The album was recorded in under two months. It feels like a long time ago, and it was. It was actually two years ago that the album was recorded. I went in with a lot of respected producers, and I was familiar with songwriting at the time, but I had a go and I co-wrote on most of the songs on the album. It was like new to me, learning a lot more about how it actually works. I hadn't a clue that you had to go in with different producers and try out different stuff. It was a learning experience for me.
What has the U.S. response to the album been like?
I think I've been very lucky with this album. Off of one single ["Wants You Back"], things started to go great for me and I think that's the reason that people actually bought into me. And the thing with my fans is, they're very committed to actually being involved in everything I do, and that's why they went out and bought the album. And I feel like the response from America has been a lot better than I could have ever expected.
Were you surprised by the response to "Wants You Back"?
It was shocking. I remember the first time I came out to the States. Nobody had a clue who I was, nobody knew my name. And then all of a sudden, "Wants You Back" goes to radio and everyone goes crazy over it. It was just a great feeling, and from that moment on I've been spending a lot of time out here. And it's good ... it's really good to see that all my hard work has paid off.

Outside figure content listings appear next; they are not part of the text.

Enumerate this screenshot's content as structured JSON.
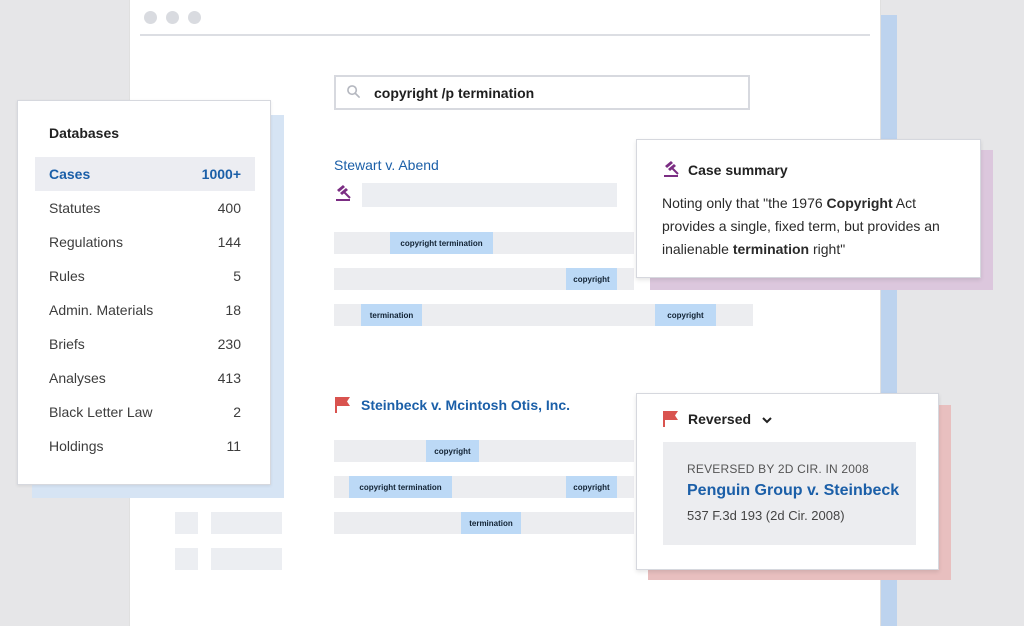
{
  "search": {
    "query": "copyright /p termination"
  },
  "results": [
    {
      "title": "Stewart v. Abend",
      "bars": [
        [
          "copyright termination"
        ],
        [
          "copyright"
        ],
        [
          "termination",
          "copyright"
        ]
      ]
    },
    {
      "title": "Steinbeck v. Mcintosh Otis, Inc.",
      "bars": [
        [
          "copyright"
        ],
        [
          "copyright termination",
          "copyright"
        ],
        [
          "termination"
        ]
      ]
    }
  ],
  "databases": {
    "title": "Databases",
    "items": [
      {
        "label": "Cases",
        "count": "1000+"
      },
      {
        "label": "Statutes",
        "count": "400"
      },
      {
        "label": "Regulations",
        "count": "144"
      },
      {
        "label": "Rules",
        "count": "5"
      },
      {
        "label": "Admin. Materials",
        "count": "18"
      },
      {
        "label": "Briefs",
        "count": "230"
      },
      {
        "label": "Analyses",
        "count": "413"
      },
      {
        "label": "Black Letter Law",
        "count": "2"
      },
      {
        "label": "Holdings",
        "count": "11"
      }
    ]
  },
  "case_summary": {
    "title": "Case summary",
    "text_1": "Noting only that \"the 1976 ",
    "bold_1": "Copyright",
    "text_2": " Act provides a single, fixed term, but provides an inalienable ",
    "bold_2": "termination",
    "text_3": " right\""
  },
  "reversed": {
    "status": "Reversed",
    "by": "REVERSED BY 2D CIR. IN 2008",
    "case": "Penguin Group v. Steinbeck",
    "citation": "537 F.3d 193 (2d Cir. 2008)"
  },
  "colors": {
    "link": "#1b5fa8",
    "highlight": "#bcd9f6",
    "flag": "#d9534f",
    "gavel": "#7b2d83"
  },
  "icons": {
    "search": "search-icon",
    "gavel": "gavel-icon",
    "flag": "red-flag-icon",
    "chevron": "chevron-down-icon"
  }
}
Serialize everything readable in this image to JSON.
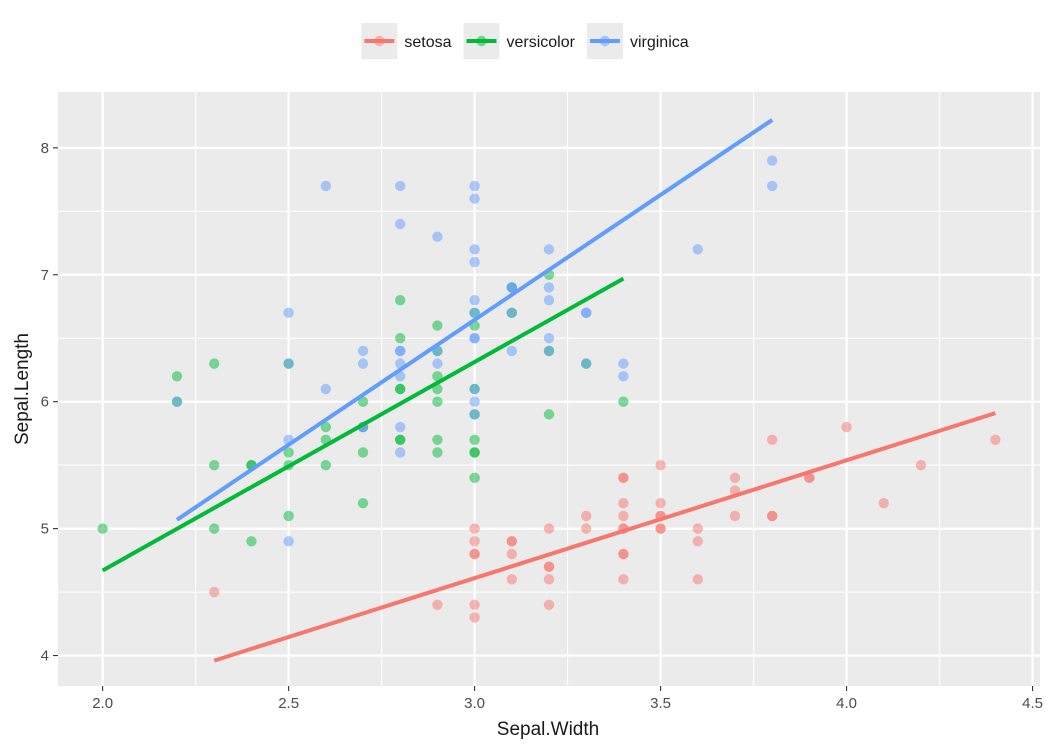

Your fans are known as "brats." Why is that?
They actually came up with the name. And I feel that the reason why all these boys and girls come up with a name for themselves is because they want to be a part of a group, and that's what I like about being an artist: You can bring so many people together. They like to talk to each other over the Internet about my music, where I am and what I am doing. It's just good to be a part of that, to give them something to look forward to. If I book a show, they definitely look forward to it. And you know, I remember being like that as a kid, and it's just very nice to stimulate that.
You recently returned to the "X Factor" stage for the U.S. version. What was that like?
It felt amazing. I was backstage and it was just a whole different experience. To be treated like a star, it just feels good. And you don't have the added pressure of wondering if you were going to get knocked out that week. I had a lot of fun. It was good to see L.A. [Reid, Epic Records chairman]. It was good to see Simon [Cowell]. I hadn't seen Simon in such a long time.
What advice do you give aspiring singers?
The advice that I give is to prepare yourself. To gain success isn't easy and it never will be. Sometimes, people think that they know what it's like, but in reality they don't. My main bit of advice is to live your life first. Go out and make mistakes first, learn from them and then think about moving forward with a singing career.